Até hoje, digo, até ontem, era daqueles que tinham um
pensamento simplista e, direi, maniqueísta: julgava que eu estava certo
e o país errado. Que pretensão, meu Deus! Nisto era igual, talvez à
média nacional. Cada um, individualmente, se julga certo e impecável,
mas considera o conjunto dasastrado e inviável. Ou, o que é pior ainda:
achando que o país era ruim e eu bom, eu era evidentemente melhor do que
o país.
A situação não só não era nada poética, mas era patética
e nada dialética. E o meu problema era um antiético dilema.
Aí
estava a contradição: se cada um de per si era bom, por que o conjunto
era tão ruim? Esse teorema não cabia em nenhuma matemática, ou como diz
um amigo, "matemágica". Como é que a soma de tantos dados individuais
positivos dava um resultado negativo? Seria esta nação um caso de
perversão gestaltiana? Ora, segundo essa corrente da psicologia, um
conjunto não é apenas a soma de suas partes, mas a soma de suas partes
mais um. Ou seja, no final, aparece um elemento que não estava à vista,
mas que dá sentido ao conjunto.
De qualquer forma a questão
continuava insolúvel, porque não havia explicação para que a soma fosse
negativa.
Chegou o momento, contudo, em que mudei minha postura
diante desse quadro. Por exemplo: estava num jantar. De repente,
começavam as conversas apocalípticas perfeitamente integradas (ver livro
de Umberto Eco: Apocalípticos e integrados). O tom era catastrófico: a
corrupção no governo, a inflação etc. E, de repente, surge um
retardatário que contava que acabara de ser assaltado na esquina.
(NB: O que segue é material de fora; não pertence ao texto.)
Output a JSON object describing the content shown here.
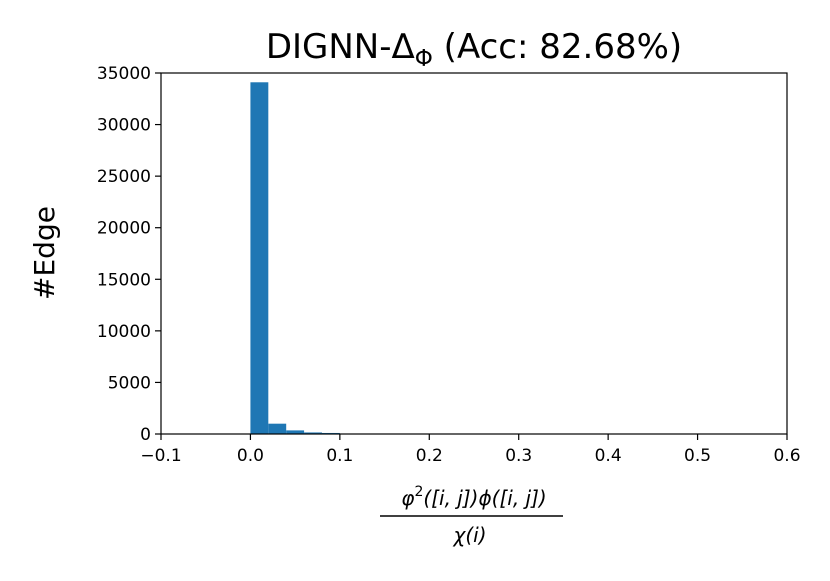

No princípio, caía nessa armadilha e arruinava o meu jantar. Mas com
o tempo desenvolvi uma técnica de legítima defesa. Então, convido
queridos à minha casa ou escolho com eles um belo restaurante para
passar gostosos momentos e vou deixar que se instale o baixo astral? Vou
deixar que derramem sangue no meu prato, fel na minha boca e azedem o
vinho da noite? Afastem de mim esse cálice.
Um dia, como
aconteceu a São Paulo no caminho de Damasco, desabou sobre mim uma
iluminação: "Cai na real, cara! Se o país é o que é há quinhentos anos,
como acusá-lo de não ser o que não é?"
Vejam vocês, bem que os
chineses diziam: o homem sábio é aquele que descobre o óbvio. E a voz
continuou: "É isso aí cara! O erro é seu, tá legal? O País é de uma
fidelidade canina a si mesmo, você é que está por fora."
E estava
eu ainda atordoado, quando a voz se afastou dizendo uma frase ao estilo
zen tropical: "Não se pode estar num mangueiral querendo comer goiaba.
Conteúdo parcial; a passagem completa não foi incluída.